Дедушка говорил, что без женщин он за свою жизнь был ну дня три, ну неделю, ну месяц. Первая его случилась на выпускном в школе, и он сразу женился, а когда пришел из армии, то друзья сказали ему, что Света ему изменяла, и дедушка развелся и запил.
Говорит, пью седьмые сутки, ничего не помню, глаза раскрываю, а рядом баба. «Ты кто?» – спрашиваю, а она: «Глаша».
Вот он с Глашей и пропьянствовал года три, пока однажды не проснулся, а в постели Глаша и еще один мужик. Выгнал дед Сева их (я почему-то всегда звал его дед, не дедушка, а просто дед: «Дед, достань вертолет с крыши», «Дед, пойдем на рыбалку», «Дед, зачем красишь скамейку?»).
Ну вот, дед выгнал Глашу и рассмеялся. Наконец-то, наконец-то я буду один.
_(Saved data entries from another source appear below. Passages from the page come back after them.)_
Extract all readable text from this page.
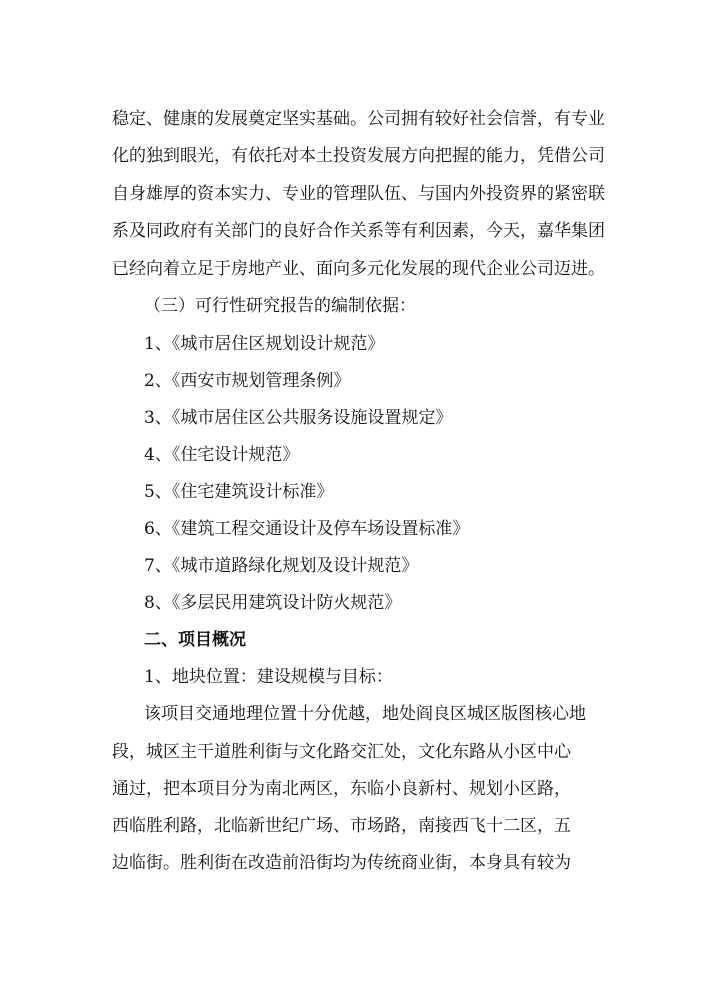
稳定、健康的发展奠定坚实基础。公司拥有较好社会信誉，有专业
化的独到眼光，有依托对本土投资发展方向把握的能力，凭借公司
自身雄厚的资本实力、专业的管理队伍、与国内外投资界的紧密联
系及同政府有关部门的良好合作关系等有利因素，今天，嘉华集团
已经向着立足于房地产业、面向多元化发展的现代企业公司迈进。
（三）可行性研究报告的编制依据：
1、《城市居住区规划设计规范》
2、《西安市规划管理条例》
3、《城市居住区公共服务设施设置规定》
4、《住宅设计规范》
5、《住宅建筑设计标准》
6、《建筑工程交通设计及停车场设置标准》
7、《城市道路绿化规划及设计规范》
8、《多层民用建筑设计防火规范》
二、项目概况
1、地块位置：建设规模与目标：
该项目交通地理位置十分优越，地处阎良区城区版图核心地
段，城区主干道胜利街与文化路交汇处，文化东路从小区中心
通过，把本项目分为南北两区，东临小良新村、规划小区路，
西临胜利路，北临新世纪广场、市场路，南接西飞十二区，五
边临街。胜利街在改造前沿街均为传统商业街，本身具有较为
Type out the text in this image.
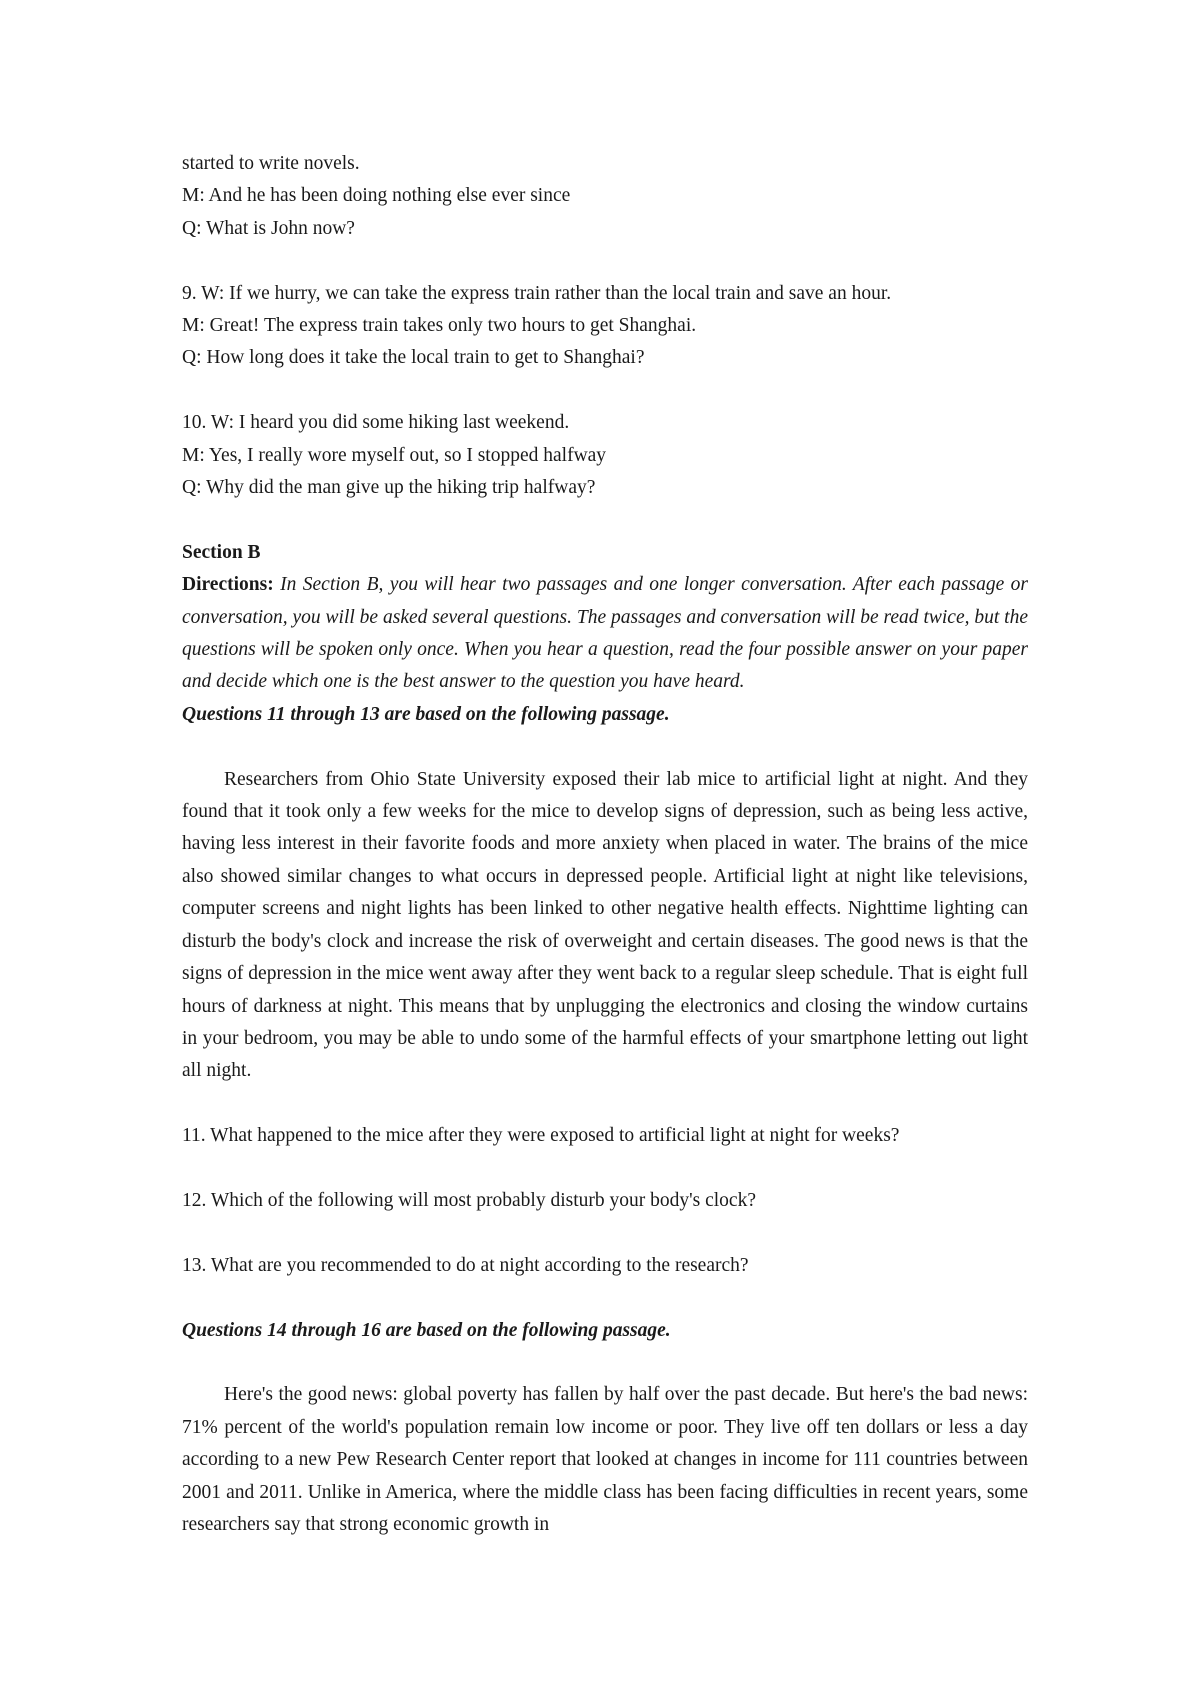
started to write novels.
M: And he has been doing nothing else ever since
Q: What is John now?
9. W: If we hurry, we can take the express train rather than the local train and save an hour.
M: Great! The express train takes only two hours to get Shanghai.
Q: How long does it take the local train to get to Shanghai?
10. W: I heard you did some hiking last weekend.
M: Yes, I really wore myself out, so I stopped halfway
Q: Why did the man give up the hiking trip halfway?
Section B

Directions: In Section B, you will hear two passages and one longer conversation. After each passage or conversation, you will be asked several questions. The passages and conversation will be read twice, but the questions will be spoken only once. When you hear a question, read the four possible answer on your paper and decide which one is the best answer to the question you have heard.

Questions 11 through 13 are based on the following passage.

Researchers from Ohio State University exposed their lab mice to artificial light at night. And they found that it took only a few weeks for the mice to develop signs of depression, such as being less active, having less interest in their favorite foods and more anxiety when placed in water. The brains of the mice also showed similar changes to what occurs in depressed people. Artificial light at night like televisions, computer screens and night lights has been linked to other negative health effects. Nighttime lighting can disturb the body's clock and increase the risk of overweight and certain diseases. The good news is that the signs of depression in the mice went away after they went back to a regular sleep schedule. That is eight full hours of darkness at night. This means that by unplugging the electronics and closing the window curtains in your bedroom, you may be able to undo some of the harmful effects of your smartphone letting out light all night.

11. What happened to the mice after they were exposed to artificial light at night for weeks?
12. Which of the following will most probably disturb your body's clock?
13. What are you recommended to do at night according to the research?
Questions 14 through 16 are based on the following passage.

Here's the good news: global poverty has fallen by half over the past decade. But here's the bad news: 71% percent of the world's population remain low income or poor. They live off ten dollars or less a day according to a new Pew Research Center report that looked at changes in income for 111 countries between 2001 and 2011. Unlike in America, where the middle class has been facing difficulties in recent years, some researchers say that strong economic growth in
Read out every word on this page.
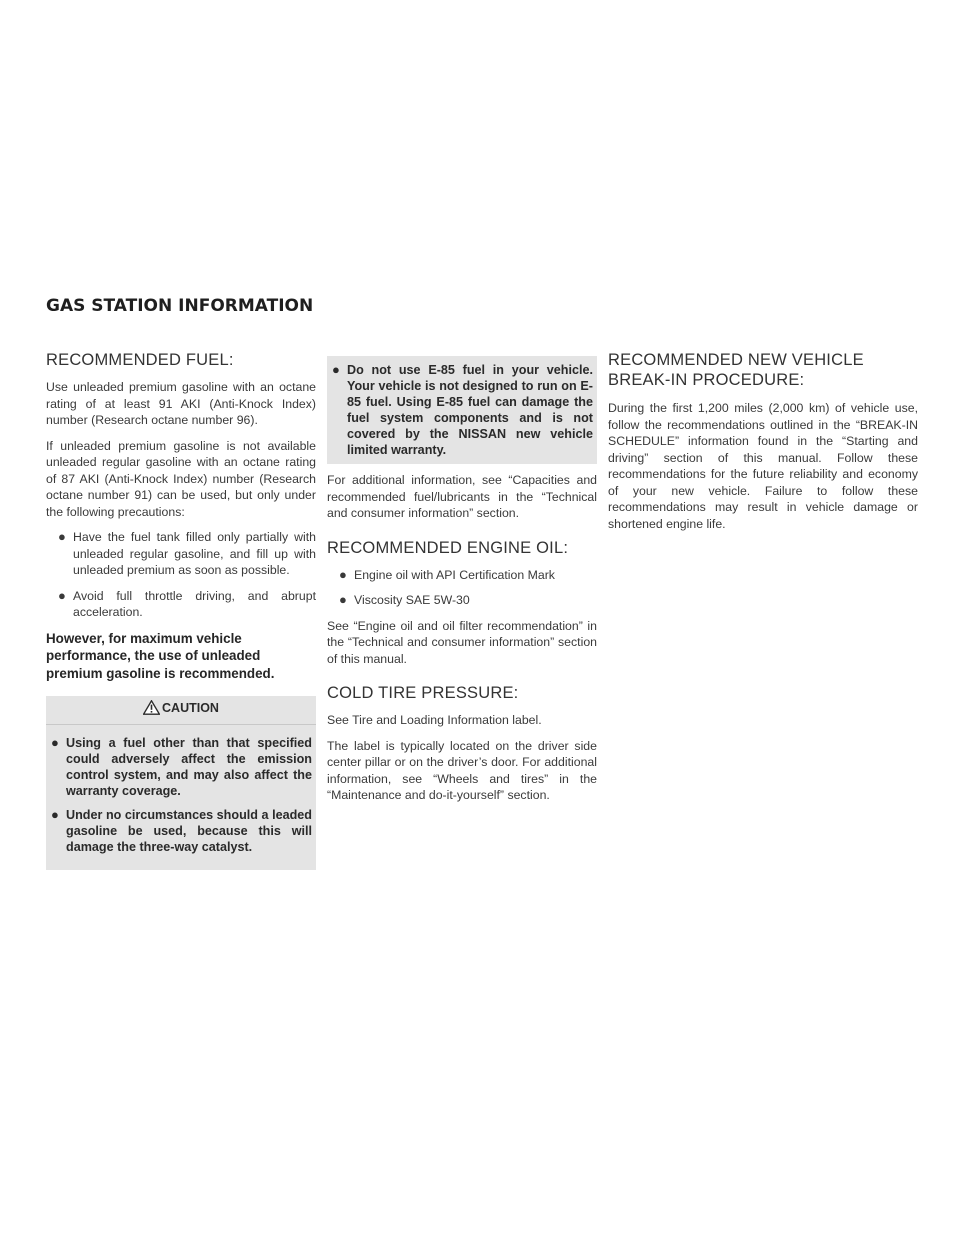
GAS STATION INFORMATION
RECOMMENDED FUEL:

Use unleaded premium gasoline with an octane rating of at least 91 AKI (Anti-Knock Index) number (Research octane number 96).

If unleaded premium gasoline is not available unleaded regular gasoline with an octane rating of 87 AKI (Anti-Knock Index) number (Research octane number 91) can be used, but only under the following precautions:

● Have the fuel tank filled only partially with unleaded regular gasoline, and fill up with unleaded premium as soon as possible.
● Avoid full throttle driving, and abrupt acceleration.

However, for maximum vehicle performance, the use of unleaded premium gasoline is recommended.

CAUTION
● Using a fuel other than that specified could adversely affect the emission control system, and may also affect the warranty coverage.
● Under no circumstances should a leaded gasoline be used, because this will damage the three-way catalyst.
● Do not use E-85 fuel in your vehicle. Your vehicle is not designed to run on E-85 fuel. Using E-85 fuel can damage the fuel system components and is not covered by the NISSAN new vehicle limited warranty.

For additional information, see “Capacities and recommended fuel/lubricants in the “Technical and consumer information” section.

RECOMMENDED ENGINE OIL:
● Engine oil with API Certification Mark
● Viscosity SAE 5W-30

See “Engine oil and oil filter recommendation” in the “Technical and consumer information” section of this manual.

COLD TIRE PRESSURE:

See Tire and Loading Information label.

The label is typically located on the driver side center pillar or on the driver’s door. For additional information, see “Wheels and tires” in the “Maintenance and do-it-yourself” section.

RECOMMENDED NEW VEHICLE
BREAK-IN PROCEDURE:

During the first 1,200 miles (2,000 km) of vehicle use, follow the recommendations outlined in the “BREAK-IN SCHEDULE” information found in the “Starting and driving” section of this manual. Follow these recommendations for the future reliability and economy of your new vehicle. Failure to follow these recommendations may result in vehicle damage or shortened engine life.
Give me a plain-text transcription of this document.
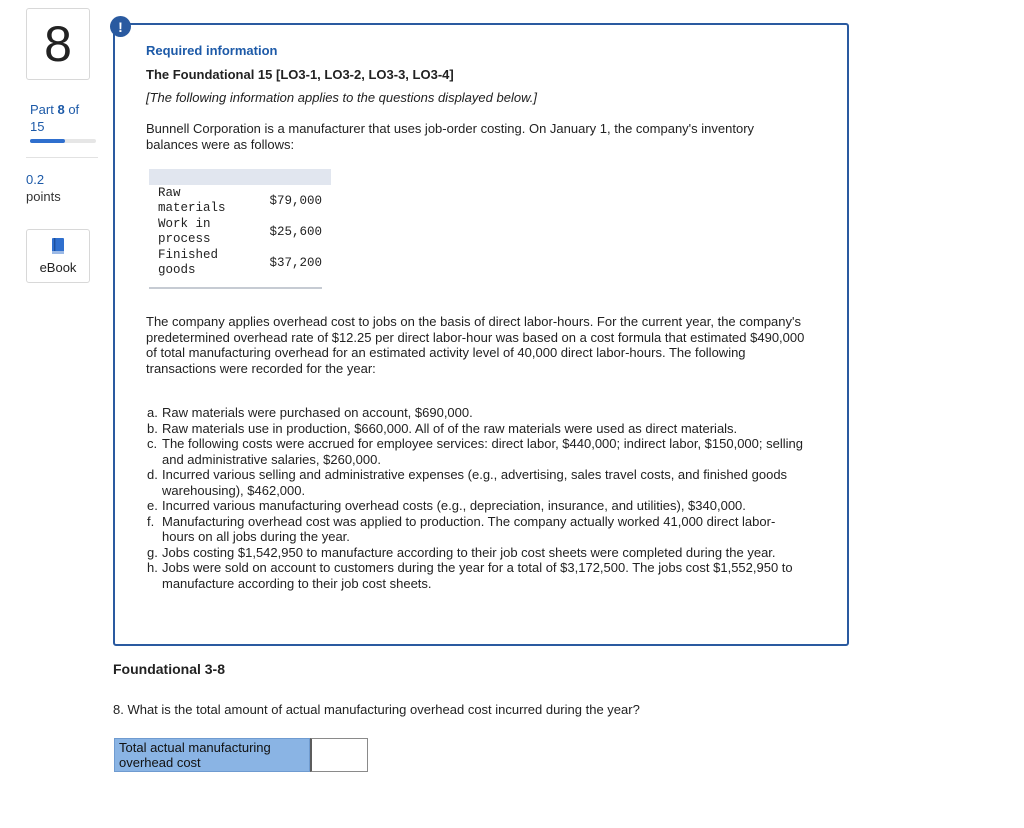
8
Part 8 of
15
0.2
points
eBook
!
Required information
The Foundational 15 [LO3-1, LO3-2, LO3-3, LO3-4]
[The following information applies to the questions displayed below.]
Bunnell Corporation is a manufacturer that uses job-order costing. On January 1, the company's inventory balances were as follows:

Raw materials	$79,000
Work in process	$25,600
Finished goods	$37,200
The company applies overhead cost to jobs on the basis of direct labor-hours. For the current year, the company's predetermined overhead rate of $12.25 per direct labor-hour was based on a cost formula that estimated $490,000 of total manufacturing overhead for an estimated activity level of 40,000 direct labor-hours. The following transactions were recorded for the year:
a. Raw materials were purchased on account, $690,000.
b. Raw materials use in production, $660,000. All of of the raw materials were used as direct materials.
c. The following costs were accrued for employee services: direct labor, $440,000; indirect labor, $150,000; selling and administrative salaries, $260,000.
d. Incurred various selling and administrative expenses (e.g., advertising, sales travel costs, and finished goods warehousing), $462,000.
e. Incurred various manufacturing overhead costs (e.g., depreciation, insurance, and utilities), $340,000.
f. Manufacturing overhead cost was applied to production. The company actually worked 41,000 direct labor-hours on all jobs during the year.
g. Jobs costing $1,542,950 to manufacture according to their job cost sheets were completed during the year.
h. Jobs were sold on account to customers during the year for a total of $3,172,500. The jobs cost $1,552,950 to manufacture according to their job cost sheets.
Foundational 3-8
8. What is the total amount of actual manufacturing overhead cost incurred during the year?
Total actual manufacturing overhead cost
Совершенно один! Сам сварю борщ, сам уберусь в доме, сам поглажу рубашки и брюки, сам постираю белье… И пошел на почту, чтобы поздравить маму с днем рождения, мою прабабушку. А там женщина с примусом стоит, говорит, не могли бы залудить, а то течет.
Он и залудил на пятнадцать лет. Двое детей у них было. Моя тетя Ира и дядя Андрей. Им квартиру от комбината дали.
Дед вошел с кошкой в пустой дом, выпустил в зал, она обнюхала все углы и села в центре кухни, вылизывается, а дед стоит и думает, как хорошо было бы здесь побыть одному.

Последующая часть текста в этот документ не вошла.